I thought finite volume solves the integral version of the conservation equations. yet in papers on upwind/symmetric TVD schemes it solves the normal conservation form using metrics? Are these metrics defined at the cell faces or what?

Shuo

For example in a paper by Daru & Tenuad (Computers & Fluids 30:89-113; 2001), The discrete equation reads:

dw/dt = -1/delta_x*(f_i+0.5 - f_i-0.5 + fv_i+0.5 - f_i-0.5) - 1/delta_y*(g_j+0.5 - g_j-0.5 + gv_j+0.5 - gv_j-0.5)

w is the conservative variables, f and g are the inviscid fluxed, fv and gv are the viscous fluxes.

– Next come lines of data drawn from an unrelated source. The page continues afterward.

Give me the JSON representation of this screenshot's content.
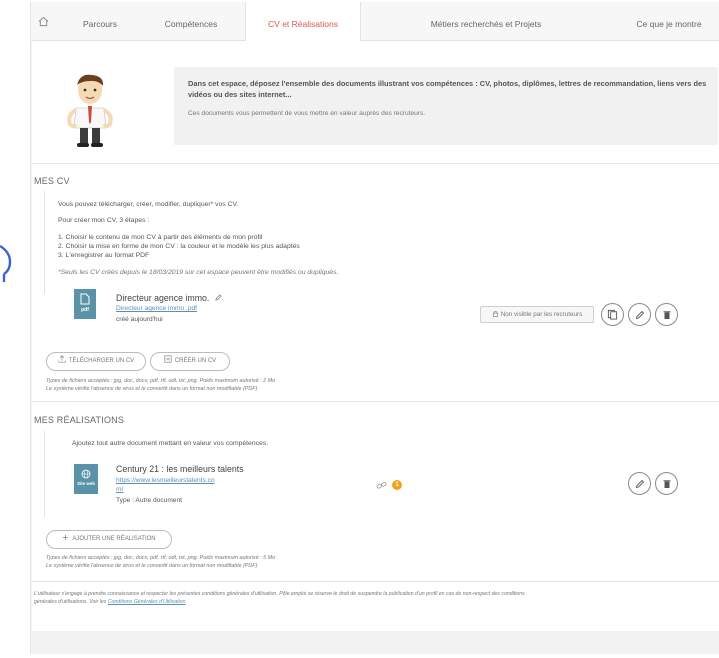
{
  "nav": {
    "tabs": [
      {
        "label": "Parcours"
      },
      {
        "label": "Compétences"
      },
      {
        "label": "CV et Réalisations"
      },
      {
        "label": "Métiers recherchés et Projets"
      },
      {
        "label": "Ce que je montre"
      }
    ],
    "active_tab": "CV et Réalisations"
  },
  "intro": {
    "bold": "Dans cet espace, déposez l'ensemble des documents illustrant vos compétences : CV, photos, diplômes, lettres de recommandation, liens vers des vidéos ou des sites internet...",
    "text": "Ces documents vous permettent de vous mettre en valeur auprès des recruteurs."
  },
  "mes_cv": {
    "title": "MES CV",
    "line1": "Vous pouvez télécharger, créer, modifier, dupliquer* vos CV.",
    "line2": "Pour créer mon CV, 3 étapes :",
    "steps": [
      "1. Choisir le contenu de mon CV à partir des éléments de mon profil",
      "2. Choisir la mise en forme de mon CV : la couleur et le modèle les plus adaptés",
      "3. L'enregistrer au format PDF"
    ],
    "note": "*Seuls les CV créés depuis le 18/03/2019 sur cet espace peuvent être modifiés ou dupliqués.",
    "doc": {
      "icon_label": "pdf",
      "title": "Directeur agence immo.",
      "link": "Directeur agence immo .pdf",
      "created": "créé aujourd'hui",
      "visibility": "Non visible par les recruteurs"
    },
    "btn_upload": "TÉLÉCHARGER UN CV",
    "btn_create": "CRÉER UN CV",
    "types_note": "Types de fichiers acceptés : jpg, doc, docx, pdf, rtf, odt, txt, png. Poids maximum autorisé : 2 Mo",
    "virus_note": "Le système vérifie l'absence de virus et le convertit dans un format non modifiable (PDF)"
  },
  "mes_realisations": {
    "title": "MES RÉALISATIONS",
    "intro": "Ajoutez tout autre document mettant en valeur vos compétences.",
    "item": {
      "icon_label": "Site web",
      "title": "Century 21 : les meilleurs talents",
      "link_line1": "https://www.lesmeilleurstalents.co",
      "link_line2": "m/",
      "type": "Type : Autre document",
      "count": "1"
    },
    "btn_add": "AJOUTER UNE RÉALISATION",
    "types_note": "Types de fichiers acceptés : jpg, doc, docx, pdf, rtf, odt, txt, png. Poids maximum autorisé : 5 Mo",
    "virus_note": "Le système vérifie l'absence de virus et le convertit dans un format non modifiable (PDF)"
  },
  "footer": {
    "line1": "L'utilisateur s'engage à prendre connaissance et respecter les présentes conditions générales d'utilisation. Pôle emploi se réserve le droit de suspendre la publication d'un profil en cas de non-respect des conditions",
    "line2_prefix": "générales d'utilisations. Voir les",
    "line2_link": "Conditions Générales d'Utilisation"
  },
  "colors": {
    "accent": "#e2554d",
    "link": "#5c8fb6",
    "doc_icon": "#5a93a8",
    "badge": "#f4a21c"
  },
  "icons": [
    "home-icon",
    "lock-icon",
    "duplicate-icon",
    "pencil-icon",
    "trash-icon",
    "upload-icon",
    "create-cv-icon",
    "globe-icon",
    "link-icon",
    "plus-icon"
  ]
}
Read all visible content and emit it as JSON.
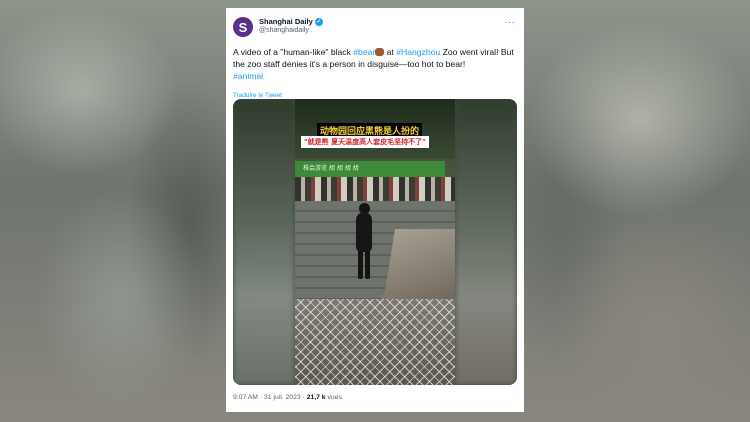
{
  "tweet": {
    "author_name": "Shanghai Daily",
    "avatar_letter": "S",
    "handle": "@shanghaidaily",
    "more": "···",
    "text": {
      "part1": "A video of a \"human-like\" black ",
      "tag_bear": "#bear",
      "part2": " at ",
      "tag_hangzhou": "#Hangzhou",
      "part3": " Zoo went viral! But the zoo staff denies it's a person in disguise—too hot to bear!",
      "tag_animal": "#animal"
    },
    "translate_label": "Traduire le Tweet",
    "video": {
      "caption_line1": "动物园回应黑熊是人扮的",
      "caption_line2": "\"就是熊 夏天温度高人套皮毛坚持不了\"",
      "sign_text": "株会游览 胡 胡 胡 胡"
    },
    "footer": {
      "time": "9:07 AM",
      "sep1": " · ",
      "date": "31 juil. 2023",
      "sep2": " · ",
      "views_count": "21,7 k",
      "views_label": " vues"
    }
  },
  "colors": {
    "link": "#1d9bf0",
    "avatar": "#5a2f8c"
  },
  "icons": [
    "verified-badge-icon",
    "bear-emoji-icon",
    "more-options-icon"
  ]
}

isn't this just a finite difference discretisation?

Shuo

I guess that you are confused between cell-centered schemes and cell-vertex schemes. In compressible simulations, cell-centered schemes are common. As you posted, it looks like a cell-centered scheme. See, pp.85-94 in "computational fluid dynamics: principles and applications" written by J. Blazek

Oh, dear now i need to do a bit of editing of my code. For cell centered schemes is the boundary condition applied to the u_(i+0.5) instead of u_i?

Shuo

Physically, yes. However, it may not make significant impact on the boundary effect. In my cases, I just impose B.C to u(i). In other way, you can use extrapolated values.

Impose it on u_(i+0.5), i.e., on the fluxes. THis is more consistent with the finite volume method.

You are confusing terminology a little.

When you write a discrete flux approximation in this way it is said to be in "conservation form". This is hold over from the early days (1970s to mid 1980s) when no-one ever thought much about unstructured meshes for CFD.

So, written this way it is a finite volume scheme but is really only valid for a uniform, orthogonal, Cartesian mesh.

You would write it much different for a non-uniform unstructured mesh.